3.Algunas agencias inmobiliarias colaboran con otras agencias sin que entre ellas haya habido un acuerdo de colaboración explícito, haciendo muy difícil que un propietario puede controlar que la agencia inmobiliaria cumple lo acordado en el en el encargo de venta. Por ejemplo si el propietario cambia de precio su inmueble o lo deja de vender, puede avisar de la decisión a las agencias inmobiliarias con las que ha firmado un acuerdo sin embargo las agencias inmobiliarias que actúan de esta forma no conocen que empresas con las que colabora están anunciando el mismo inmueble fruto de esa colaboración indiscriminada y son incapaces de trasmitir eso cambios.

4.Algunas agencias inmobiliarias obtienen las fotos de una vivienda haciéndose pasar por compradores interesados y luego las anuncian sin que el propietario no solo no sea consciente de que la agencia lo está anunciando sino que incluso el propietario ni si quiera es consciente de que alguien está poniendo recursos en vender su inmueble. Estas agencias posponen el trabajo de lograr el encargo de venta a tener un interesado y los propietarios que sufren estas prácticas son aquellos que anuncian sus inmuebles directamente, sin hacer uso de agencias, en los portales inmobiliarios.

5.Algunas agencias inmobiliarias deciden cambiar el precio del inmueble en sus anuncios para lograr tener un precio más atractivo que sus competidores sin que el propietario les haya comunicado nada y sin preguntar al propietario si pueden bajar el precio del inmueble. Algunas agencias logran arrancar al propietario cual es el precio mínimo al que vendería y ese es el precio que indican en el anuncio no dejando margen para la negociación.

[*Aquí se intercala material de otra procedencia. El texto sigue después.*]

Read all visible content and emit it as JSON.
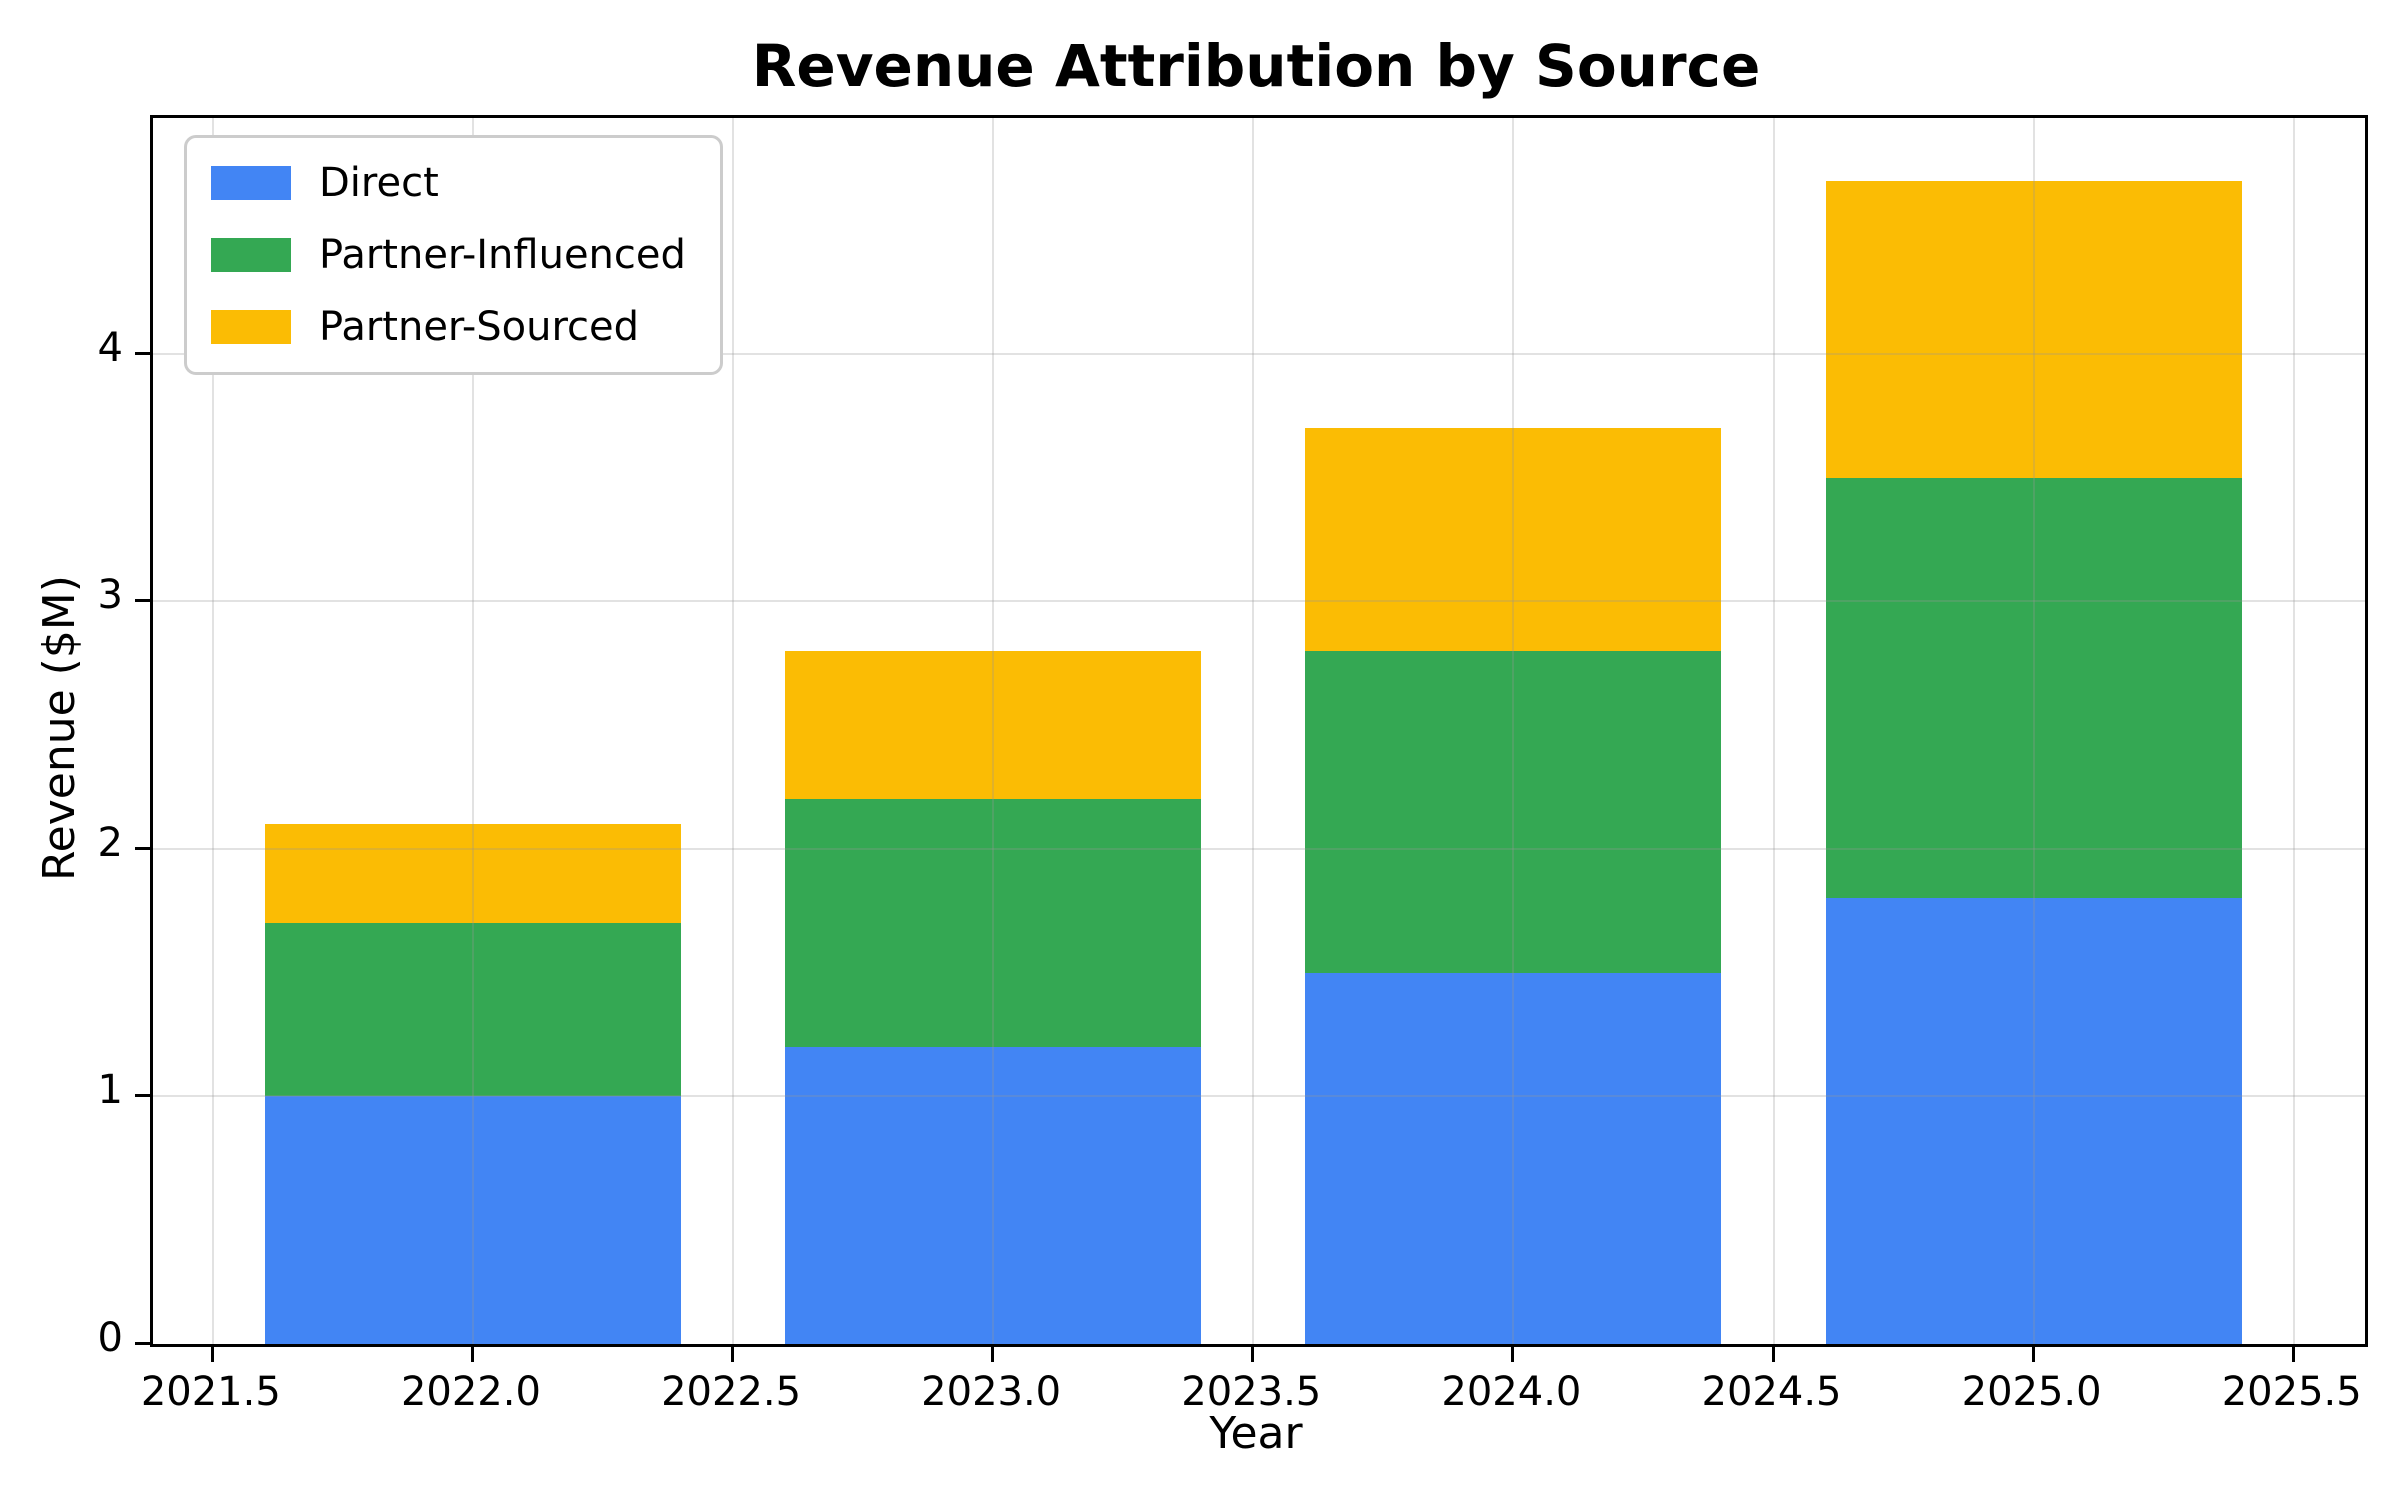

6.Algunas agencias roban el material multimedia de otras agencias competidoras y lo utilizan en sus anuncios. Es este el motivo por el que las agencias ponemos una marca de agua en las fotos para dificultar ese robo.

Hay muchas más prácticas contra la competencia pero estas son las más graves. En general muchas de estas prácticas las realizan agencias sin recursos que sobreviven gracias a que éstas no tienen que cumplir ningún requisito para serlo y utilizan estas artimañas para poder competir con las agencias que utilizamos muchos recursos y los dedicamos a la comercialización de los inmuebles.

Ruego utilice esta llamada de atención para formar mejor a las personas que trabajan en su institución para que su institución pueda realizar de verdad la labor de proteger la competencia.

También me pongo a su disposición por si necesita cualquier aclaración sobre lo mencionado en esta carta.

Un muy cordial saludo,

OSCAR GRAS GARZÓN

COPROPIEATRIO DE AMBASSADOR REAL ESTATE, S.L.